The 11th Ubud Writers and Readers Festival (UWRF) ended on a high note Sunday night with robust, attractive programs that won praise from the participating authors and audience. Increased attendance from Indonesian literary lovers underlined its success in turning the gathering into a world-class event with a strong local flavor. A lively performance of traditional Dayak dance followed by a passionate flamenco kicked off the closing ceremony that this year was held at Agung Rai Art Museum (ARMA) in Pengosekan.
“In my other life I wish to be a flamenco dancer,” festival founder and director Janet DeNeefe said to open her speech, perfectly capturing the joyous atmosphere of the closing ceremony. “Everything has been fabulous, the programs were great, the conversations meaningful. I think the word ‘lovely’ sums it up,” she said. Initiated in 2004 as a cultural and peaceful response to the 2002 Bali bombings, the infamous terrorist attack that claimed 202 lives, mostly those of foreigners, UWRF has over the years grown into one of the world’s best, and Indonesia’s longest-lasting, literary festival.
This year around 150 writers and artists from more than 20 countries participated in the festival’s diverse programs, ranging from panel discussions, book launchings, poetry readings, film screenings of art and theatrical performances, to cultural workshops and a guided bicycle tour across Ubud’s lush landscape. Among the prominent writers attending were British-Bangladeshi novelist Zia Haider Rahman, Malaysian award-winning writer Tash Aw, Indian decorated novelist Cyrus Mistry, Indonesian master poet Goenawan Mohamad, Muslim scholar Azyumardi Azra, Maori songwriter Tama Waipara and Australian filmmaker Rolf De Heer.
Singapore-based writer and journalist Michael Vatikiotis praised the festival for its continuous effort to present a rich and attractive program. One new item on the program that instantly became a hit was The Kitchen, where celebrated chefs, such as Bondan Winarno, Marco Padang and Janet De Neefe herself, shared and cooked their favorite recipes. Despite its international stature, the festival did not neglect local issues, with the last panel of the festival on Sunday evening discussing the current state of Ubud, the once sleepy town turned cultural capital of the island.
Speaking on the panel were Tjokorda Oka Artha Ardhana Sukawati, an influential member of the Ubud royal family and the chairman of Indonesian Hotels and Restaurants Association (PHRI) Bali chapter and Made Gunarta, a local community figure who oversees the garbage management and recycling initiative of Padangtegal village. Both expressed their concern that Ubud would fall victim to its own success. Severe traffic congestion, waste and the unchecked development of budget hotels were identified as Ubud’s key problems, with community-based initiatives and empowerment expected to be the solutions.
This year’s festival also brought more good news for its committee: an increase in Indonesian audience attendance.

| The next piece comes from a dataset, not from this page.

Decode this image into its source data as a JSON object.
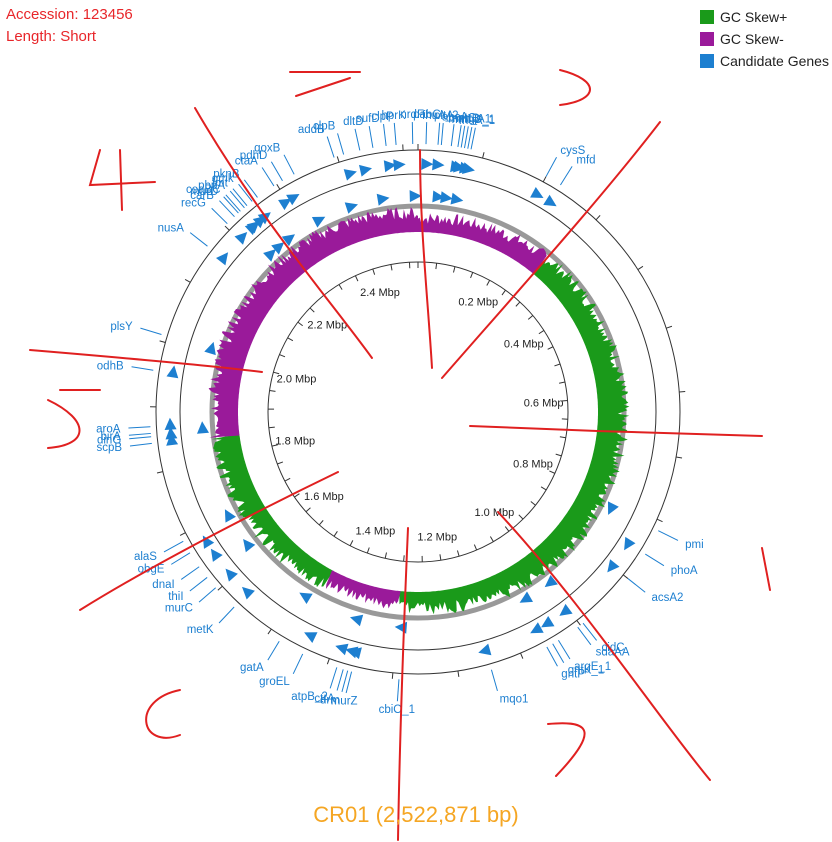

UWRF financial officer Ni Wayan Widiatmini stated that, based on temporary ticket sales’ data, the number of Indonesians attending the festival had reached nearly 48 percent of total attendance.
“This year’s festival also brought more good news for its committee: an increase in Indonesian audience attendance”
“That doesn’t take into account the number of Indonesians who attended our free events,” she said, referring to seven programs, including the Tribute for Lempad and Oceania Under the Stars, both of which drew hundreds of spectators. Janet De Neefe was ecstatic with the increase, attributing it to the stronger Indonesian program and the growing stature of the festival among the archipelago’s literary communities. “Since 2008 the festival team has made an annual visit to the regions,” she said.